Minnesota’s Burning: A Couch side Command

When Minnesota’s capital found itself under siege, not by foreign invaders but by its own residents, Walz took action. And by "action," we mean he made the brave decision to plop down on his couch, remote in hand, to watch the chaos unfold on live TV. After all, why rush into danger when you can let the flames of protest fuel your political narrative from the comfort of home?


As fires raged and businesses crumbled, Walz knew that the best way to lead was to set an example in tranquility. So, he reclined in his La-Z-Boy, perhaps pondering whether the arsonists had remembered to recycle the debris.


Nacho Libre: Champion of Open Borders and Bottomless Nachos

But Walz’s real claim to fame came when he decided that Minnesota’s state borders were simply too exclusionary. What’s a little more traffic and a few hundred thousand extra people between friends? With open arms—and wallets—he welcomed illegal immigrants, or whom he calls "welcomed guests" to the Land of 10,000 Lakes, offering them free healthcare, housing, education, and a complimentary side of nachos. Minnesota's new guests dubbed him “Nacho Libre.” because the nachos, much like Walz’s policies, were loaded with everything but substance.

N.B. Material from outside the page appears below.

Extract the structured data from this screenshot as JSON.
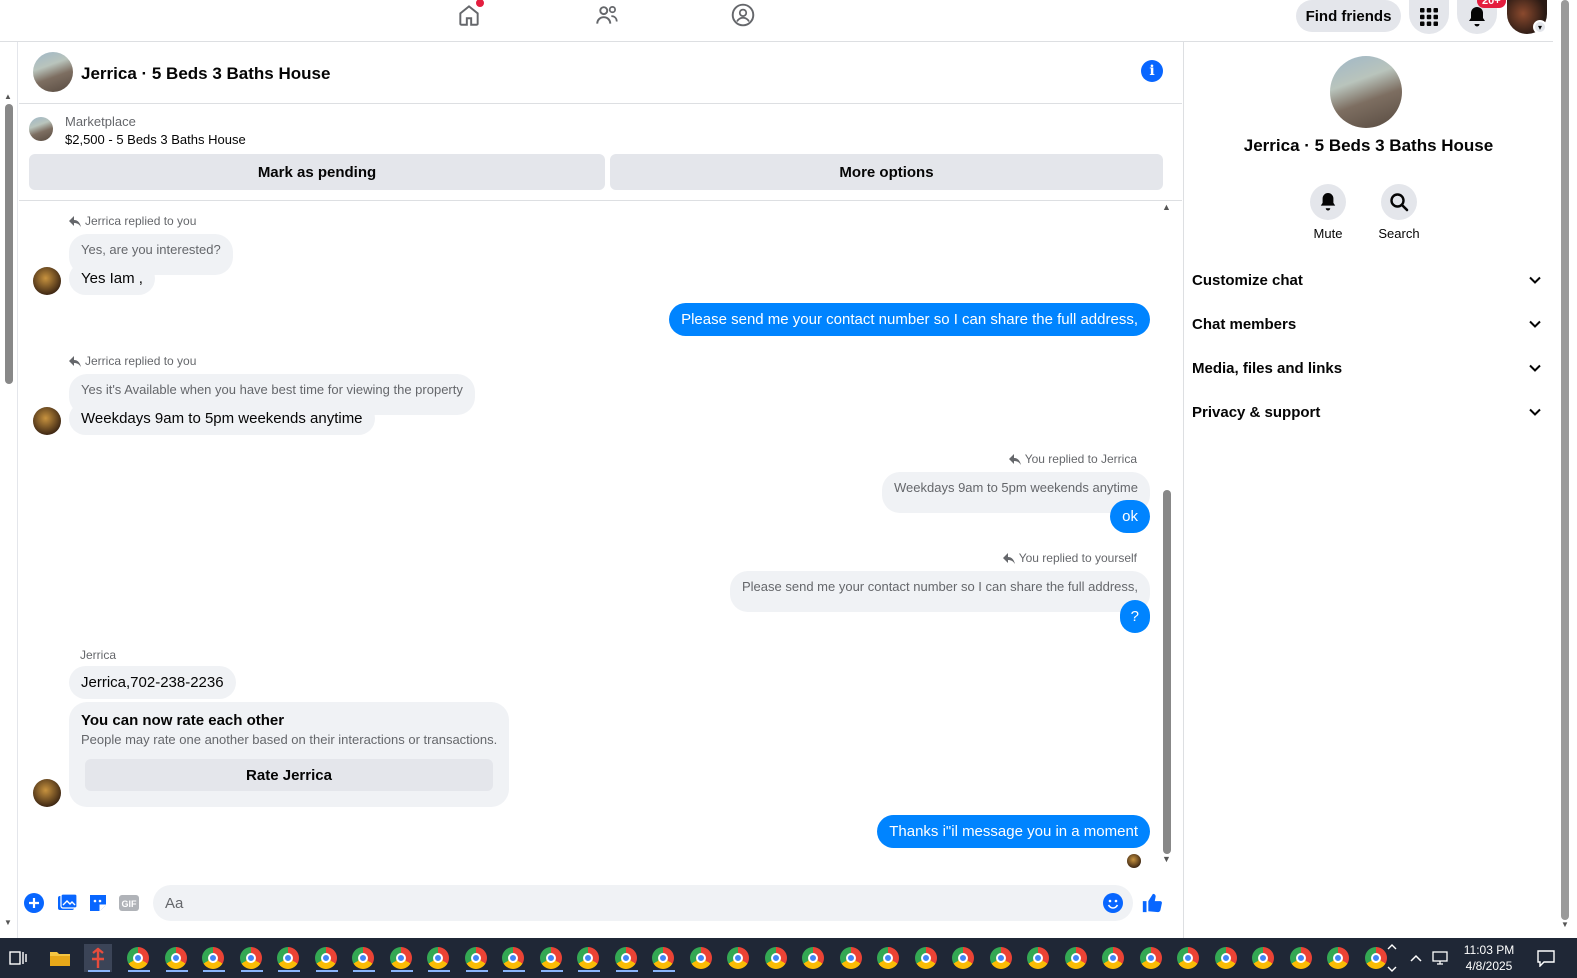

The Man, The Myth, The Horror

In the end, the tale of Sergeant-turned-Governor Tim “Nacho Libre” Walz isn’t just a story of one man’s meteoric rise to political power and absurdity; it’s a cautionary tale of what happens when you trade in your military uniform for a participation trophy. While Walz may never have stormed the beaches or led a battalion into battle, but he certainly has mastered the art of leading Minnesota astray and where heroes are made, not on the military battlefield, but in the bewildering arena of woke politics.